Dr. William R. Spencer is among the most distinguished public officials in Suffolk County history. A pediatric surgeon, he is the first physician to be a member of the Suffolk County Legislature in its 50 years, and is also an ordained minister.
First elected to the legislature in 2011, he is especially known for leading the panel in taking action on smoking, including making 21 the legal age for buying cigarettes and other tobacco products in Suffolk.
Dr. Spencer, an African-American, is chief of otolaryngology at Huntington Hospital, a clinical professor at Stony Brook University Hospital and past president of the Suffolk County Medical Society.
With a prayer, he opened a meeting earlier this month of the legislature’s Public Safety Committee, held in the wake of the murder of George Floyd in Minnesota and amid protests through the nation and Suffolk.
And 12 minutes into the meeting Dr. Spencer, of Centerport, shared with his fellow members of the committee some experiences he has had with police as a black man.
He began by saying he has the “utmost respect and admiration” for police but “at the end of the day there are still individuals” among police who are highly problematic.
“I can share my personal experience as someone who has always been law abiding,” Dr. Spencer said. “I can honestly say as a 52-year-old man that I have been pulled over at least 50 times over the course of my life. I’ve been called ‘boy.’ I’ve had guns drawn. I’ve had a gun held to me and it’s from law enforcement.
“So, when I get pulled over, even in Suffolk County, until the point when that officer recognizes who I am, I’m terrified. I am terrified. I was with my son. I got pulled over. And, again, the officer was absolutely professional, but still, I’m faced with that.”
If you would like to listen to Dr. Spencer’s words yourself, the video of the meeting is online at livestream.com/scnylegislature/events/8960413/videos/207010190
At the session was Stuart Cameron, the highest uniformed officer in the Suffolk County Police Department. Dr. Spencer asked him about “your thoughts about measures that we can take to go further … so whoever has interface with police — black, white, Hispanic, whatever — they are acknowledged … and treated equally.”

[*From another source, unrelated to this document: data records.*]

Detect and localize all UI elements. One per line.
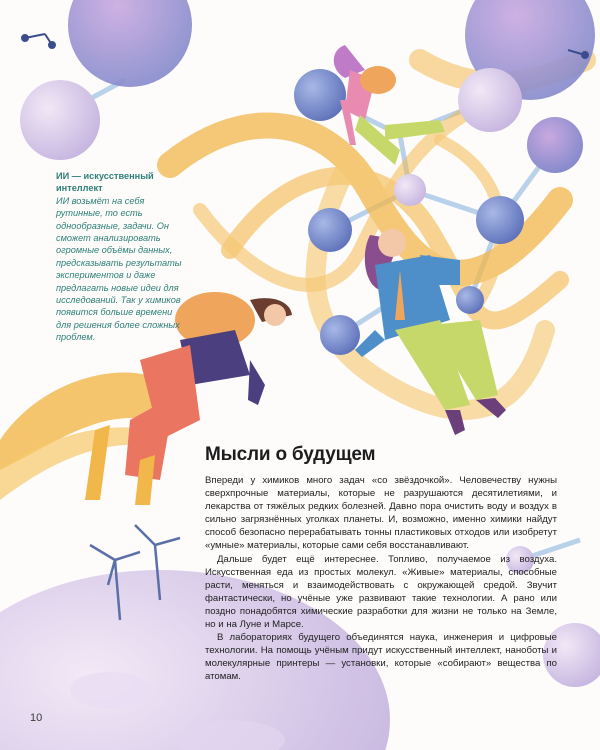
- sidebar-text: ИИ возьмёт на себя рутинные, то есть однообразные, задачи. Он сможет анализировать огромные объёмы данных, предсказывать результаты экспериментов и даже предлагать новые идеи для исследований. Так у химиков появится больше времени для решения более сложных проблем.: [56, 195, 182, 343]
- sphere: [394, 174, 426, 206]
- sidebar-title: ИИ — искусственный интеллект: [56, 171, 154, 194]
- article: [205, 444, 557, 684]
- page-number: 10: [30, 712, 43, 724]
- sphere: [294, 69, 346, 121]
- article-paragraph: Дальше будет ещё интереснее. Топливо, получаемое из воздуха. Искусственная еда из простых молекул. «Живые» материалы, способные расти, меняться и взаимодействовать с окружающей средой. Звучит фантастически, но учёные уже развивают такие технологии. А рано или поздно понадобятся химические разработки для жизни не только на Земле, но и на Луне и Марсе.: [205, 553, 557, 631]
- sphere: [20, 80, 100, 160]
- article-paragraph: В лабораториях будущего объединятся наука, инженерия и цифровые технологии. На помощь учёным придут искусственный интеллект, наноботы и молекулярные принтеры — установки, которые «собирают» вещества по атомам.: [205, 632, 557, 683]
- article-heading: Мысли о будущем: [205, 444, 376, 465]
- sphere: [68, 0, 192, 87]
- sidebar-note: [56, 170, 184, 344]
- sphere: [476, 196, 524, 244]
- sphere: [308, 208, 352, 252]
- sphere: [527, 117, 583, 173]
- drone-icon: [22, 34, 55, 48]
- sphere: [458, 68, 522, 132]
- sphere: [320, 315, 360, 355]
- sphere: [456, 286, 484, 314]
- article-paragraph: Впереди у химиков много задач «со звёздочкой». Человечеству нужны сверхпрочные материалы, которые не разрушаются десятилетиями, и лекарства от тяжёлых редких болезней. Давно пора очистить воду и воздух в сильно загрязнённых уголках планеты. И, возможно, именно химики найдут способ безопасно перерабатывать тонны пластиковых отходов или изобретут «умные» материалы, которые сами себя восстанавливают.: [205, 475, 557, 552]
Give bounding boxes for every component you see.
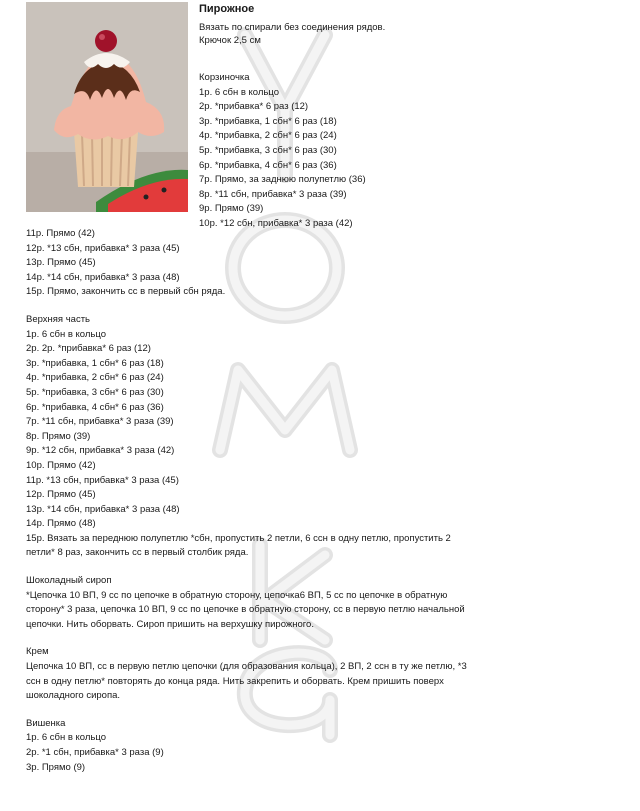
row-line: 3р. Прямо (9): [26, 761, 86, 773]
row-line: 15р. Прямо, закончить сс в первый сбн ряда.: [26, 286, 226, 298]
row-line: 2р. 2р. *прибавка* 6 раз (12): [26, 343, 151, 355]
row-line: 11р. Прямо (42): [26, 228, 95, 239]
row-line: 2р. *1 сбн, прибавка* 3 раза (9): [26, 747, 164, 758]
row-line: 15р. Вязать за переднюю полупетлю *сбн, пропустить 2 петли, 6 ссн в одну петлю, пропустить 2: [26, 532, 451, 544]
row-line: 1р. 6 сбн в кольцо: [199, 86, 279, 98]
row-line: 7р. *11 сбн, прибавка* 3 раза (39): [26, 416, 174, 428]
basket-section: [199, 71, 366, 232]
row-line: 3р. *прибавка, 1 сбн* 6 раз (18): [199, 115, 337, 127]
row-line: 5р. *прибавка, 3 сбн* 6 раз (30): [26, 386, 164, 398]
intro-line: Вязать по спирали без соединения рядов.: [199, 22, 386, 33]
text-line: ссн в одну петлю* повторять до конца ряда. Нить закрепить и оборвать. Крем пришить поверх: [26, 675, 444, 687]
section-heading: Вишенка: [26, 717, 66, 729]
text-line: *Цепочка 10 ВП, 9 сс по цепочке в обратную сторону, цепочка6 ВП, 5 сс по цепочке в обратную: [26, 589, 448, 601]
row-line: 7р. Прямо, за заднюю полупетлю (36): [199, 174, 366, 186]
row-line: 14р. Прямо (48): [26, 518, 96, 530]
row-line: 11р. *13 сбн, прибавка* 3 раза (45): [26, 474, 179, 486]
row-line: 4р. *прибавка, 2 сбн* 6 раз (24): [26, 372, 164, 384]
section-heading: Крем: [26, 646, 49, 658]
row-line: 14р. *14 сбн, прибавка* 3 раза (48): [26, 271, 180, 283]
main-text: [26, 227, 467, 775]
row-line: 8р. *11 сбн, прибавка* 3 раза (39): [199, 188, 347, 200]
row-line: 5р. *прибавка, 3 сбн* 6 раз (30): [199, 144, 337, 156]
row-line: 4р. *прибавка, 2 сбн* 6 раз (24): [199, 130, 337, 142]
text-line: сторону* 3 раза, цепочка 10 ВП, 9 сс по цепочке в обратную сторону, сс в первую петлю начальной: [26, 604, 465, 616]
section-heading: Шоколадный сироп: [26, 575, 112, 587]
row-line: 10р. Прямо (42): [26, 459, 96, 471]
text-line: цепочки. Нить оборвать. Сироп пришить на верхушку пирожного.: [26, 618, 314, 630]
text-line: Цепочка 10 ВП, сс в первую петлю цепочки (для образования кольца), 2 ВП, 2 ссн в ту же петлю, *3: [26, 661, 467, 673]
row-line: 3р. *прибавка, 1 сбн* 6 раз (18): [26, 357, 164, 369]
row-line: 12р. *13 сбн, прибавка* 3 раза (45): [26, 242, 180, 254]
section-heading: Верхняя часть: [26, 313, 91, 325]
row-line: 13р. *14 сбн, прибавка* 3 раза (48): [26, 503, 180, 515]
pattern-title: Пирожное: [199, 3, 255, 15]
row-line: 10р. *12 сбн, прибавка* 3 раза (42): [199, 217, 353, 229]
section-heading: Корзиночка: [199, 72, 250, 83]
row-line: 13р. Прямо (45): [26, 257, 96, 269]
intro-text: [199, 21, 385, 47]
cupcake-photo: [26, 2, 188, 212]
row-line: 9р. Прямо (39): [199, 203, 264, 215]
intro-line: Крючок 2,5 см: [199, 35, 261, 46]
text-line: шоколадного сиропа.: [26, 690, 121, 702]
row-line: 1р. 6 сбн в кольцо: [26, 328, 106, 340]
row-line: 8р. Прямо (39): [26, 430, 91, 442]
row-line: 9р. *12 сбн, прибавка* 3 раза (42): [26, 445, 175, 457]
row-line: 12р. Прямо (45): [26, 489, 96, 501]
row-line: петли* 8 раз, закончить сс в первый столбик ряда.: [26, 547, 249, 559]
row-line: 1р. 6 сбн в кольцо: [26, 732, 106, 744]
row-line: 6р. *прибавка, 4 сбн* 6 раз (36): [199, 159, 337, 171]
row-line: 2р. *прибавка* 6 раз (12): [199, 101, 309, 113]
row-line: 6р. *прибавка, 4 сбн* 6 раз (36): [26, 401, 164, 413]
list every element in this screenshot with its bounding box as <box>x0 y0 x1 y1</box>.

“First of all, sir, let me tell you, it breaks my heart to hear you relate those encounters,” Chief Cameron said. “I know that you are an honorable person. You are a good human being, and you definitely should not be treated with anything but the utmost respect.”
When he said he hoped the incidents didn’t happen in Suffolk but somewhere else, Dr. Spencer said, “They did.”
Chief Cameron continued that “what I always like to say is that the Police Department is not something in the community, it’s part of the community, it’s our community, and that’s the attitude that every officer should take.” But, he added, “Changes take time.”
With the department for 35 years, he spoke of how it is “incredibly selective” in who it accepts. He cited advances in training and other areas as part of an agreement with the U.S. Department of Justice’s Civil Rights Division entered to improve relations with, as the agreement states, “all” people in Suffolk and do “bias-free” policing.
Mr. Cameron took the top Suffolk cop position in 2015 and thereafter began learning Spanish to have better relations with Latinos here. Speaking at a Mass last year at St. Anne’s Roman Catholic Church in Brentwood, he asserted “our department truly is here to help people.”
If only that was the position of police throughout the United States.
The protests against racism by police since the murder of Mr. Floyd have been intense — and there are many moves to reform police departments. “How Police Unions Became Such Powerful Opponents to Reform Efforts,” was the headline of a recent article in The New York Times explaining why this has not happened.
Police unions — including in Suffolk — make large campaign contributions to politicians and are highly effective in getting out the vote.
But arrogance has also come from the other direction, from some politicians to police.
I was in Manhattan two decades ago to give a lecture. A squad car with flashing lights was suddenly behind me. I pulled to the curb and got out of my car. My attire included a classic Brooks Brothers blue blazer and my auto had an NYP plate signifying that I was a working journalist.
Nevertheless, the two officers leaped from their squad car and pointed guns at me. I asked what the problem was and was told one of my brake lights was out. Later, I saw a group of police nearby, a sergeant among them, and discussed what had transpired and whether the use of guns was necessary.
The sergeant explained: “It’s Giuliani time!” referring to then Mayor Rudy Giuliani.
I’ve long wondered what would have happened if I were black.